If I asked you what came to mind when I say Punk Rock, what would you say? Today a lot of your associates might answer that question with something like NOFX or Bad Religion. Once I wipe the cheeky smirk or look of malicious frustration off my face I might rephrase the question with something like where did it come from? Who were the first punk bands? Who were the pioneers? The Godfathers? Most likely The Clash and The Sex Pistols will be the reciprocated comment. This is the association that most people have with Punk and that opinion is completely valid, but hell, if your talking to somebody who knows their shit, some fucker might even go off on The Stooges as the engineers of Punk, and that would be a billion times more valid. One band that has fallen out of the spot light, through the fault lines of pop culture, and into Rock’s graveyard and various moldy dust covered milk crates, scattered in dank basements across the U.S. is a grossly androgynous band that had a profound impact on not only Punk groups like The Ramones and The Sex Pistols, but the glam rock likes of Dee Snider’s Twisted Sister, and New Wave Groups like Blondie and The Pretenders, even hair metal-cock sucking-stadium rock bands like KISS. They are The New York Dolls. 

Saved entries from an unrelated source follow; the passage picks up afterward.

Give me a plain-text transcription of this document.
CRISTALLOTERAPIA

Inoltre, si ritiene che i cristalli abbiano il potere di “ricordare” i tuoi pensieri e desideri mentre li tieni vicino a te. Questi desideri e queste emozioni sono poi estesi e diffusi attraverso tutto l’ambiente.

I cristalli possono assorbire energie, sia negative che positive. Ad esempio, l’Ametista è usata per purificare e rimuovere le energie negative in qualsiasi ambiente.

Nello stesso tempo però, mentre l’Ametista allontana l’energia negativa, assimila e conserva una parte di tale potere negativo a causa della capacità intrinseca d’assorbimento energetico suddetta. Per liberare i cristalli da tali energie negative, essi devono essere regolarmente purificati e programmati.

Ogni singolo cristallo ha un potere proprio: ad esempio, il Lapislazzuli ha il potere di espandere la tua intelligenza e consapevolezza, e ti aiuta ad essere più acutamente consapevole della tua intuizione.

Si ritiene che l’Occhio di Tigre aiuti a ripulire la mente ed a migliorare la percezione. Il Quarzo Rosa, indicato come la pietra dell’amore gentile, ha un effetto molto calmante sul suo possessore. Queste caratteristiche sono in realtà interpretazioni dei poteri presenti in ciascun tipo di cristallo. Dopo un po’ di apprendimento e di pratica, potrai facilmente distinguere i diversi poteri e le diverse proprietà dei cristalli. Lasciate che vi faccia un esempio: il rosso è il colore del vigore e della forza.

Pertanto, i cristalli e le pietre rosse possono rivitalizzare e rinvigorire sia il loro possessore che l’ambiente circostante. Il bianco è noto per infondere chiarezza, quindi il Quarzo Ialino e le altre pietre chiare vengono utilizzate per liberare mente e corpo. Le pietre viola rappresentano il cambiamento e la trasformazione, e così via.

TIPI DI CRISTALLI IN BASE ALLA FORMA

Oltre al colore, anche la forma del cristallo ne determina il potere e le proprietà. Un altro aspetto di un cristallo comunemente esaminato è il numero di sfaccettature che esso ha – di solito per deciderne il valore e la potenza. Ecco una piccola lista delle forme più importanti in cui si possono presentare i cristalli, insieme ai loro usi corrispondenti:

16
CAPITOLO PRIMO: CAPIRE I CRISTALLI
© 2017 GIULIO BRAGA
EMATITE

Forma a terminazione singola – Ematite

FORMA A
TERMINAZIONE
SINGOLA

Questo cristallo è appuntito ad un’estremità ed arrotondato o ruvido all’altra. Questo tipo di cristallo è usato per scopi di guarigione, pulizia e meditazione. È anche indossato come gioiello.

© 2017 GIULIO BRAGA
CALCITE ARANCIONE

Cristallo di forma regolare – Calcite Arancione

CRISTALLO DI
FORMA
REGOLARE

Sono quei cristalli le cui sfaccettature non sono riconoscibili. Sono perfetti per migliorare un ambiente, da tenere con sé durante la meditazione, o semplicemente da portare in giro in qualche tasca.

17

In 1973, guitar giants like Jimmy Page dominated the earth, The New York Dolls unwittingly helped pioneer a minimalist rock movement that would destroy the musical taste and elitist sensibilities of an entire generation. These boys found that the necessary ability to hypnotize crowds with completely self-indulgent 20 minute guitar solos was a complete fucking waste. The Dolls rework old Chuck Berry and Stones riffs, playing them with a sloppy, violent glee and a brutally authentic street sensibility. They play as if they can barely keep their song from falling apart. It plunders and rapes history while celebrating it, creating sleazy urban riot mythology.  If Iggy Pop and the Stooges ever did a cover performance of The Rocky Horror Picture Show, it would have sounded and maybe more importantly looked, exactly like The New York Dolls. The Dolls wanted be The Rolling Stones and the Ronettes in that order, but since they couldn’t even play instruments when the band was first formed, they weren’t competent enough to become either, instead they accidently invented this thing called Punk Rock. Or maybe they didn’t, since you had Raw Power out in 1969, so lets just say they were an important link in the chain on the way to ’77.  Actually fuck that, and this pathetic attempt to find the genesis of punk, because the word has been re-defined so many times that anybody my age who heard The Dolls today, is going to ask, “Hey is this Poison?”
“Yeah yeah yeah yeah no no no no no!" are the first words you hear on the first track ‘Personality Crisis’ and it sums up the Dolls 'cause no matter how fucked up they were and nihilistic they tried to be, their zest for life in the urban jungle came through LOUD and clear. The New York Dolls dressed up like brazen tarts, and you can tell they weren't serious drag queens 'cause they wound up looking like ugly men raiding their girlfriends' closets for a drunken bachelor party, wearing disheveled wigs, smudged lipstick, stilted platforms, painfully tight lurex pants and crimpline dresses all the while, standing under the umbrella of complete anarchy. Technically limited though they were, they made up for it with volume, energy, amplification, great song writing, and drug fueled stage antics, thus proving that you can make great rock'n'roll without possessing the chops of Emerson, Lake, and Palmer. Unlike the punks they inspired, the Dolls weren't politically charged nihilists ranting about life as pain. They were just hometown boys trying to meet chicks and score some chemical refreshment. No matter how much innocent early '60s girl group fun they tried to revive, the grit and grime of Gotham back alleys always seeped in.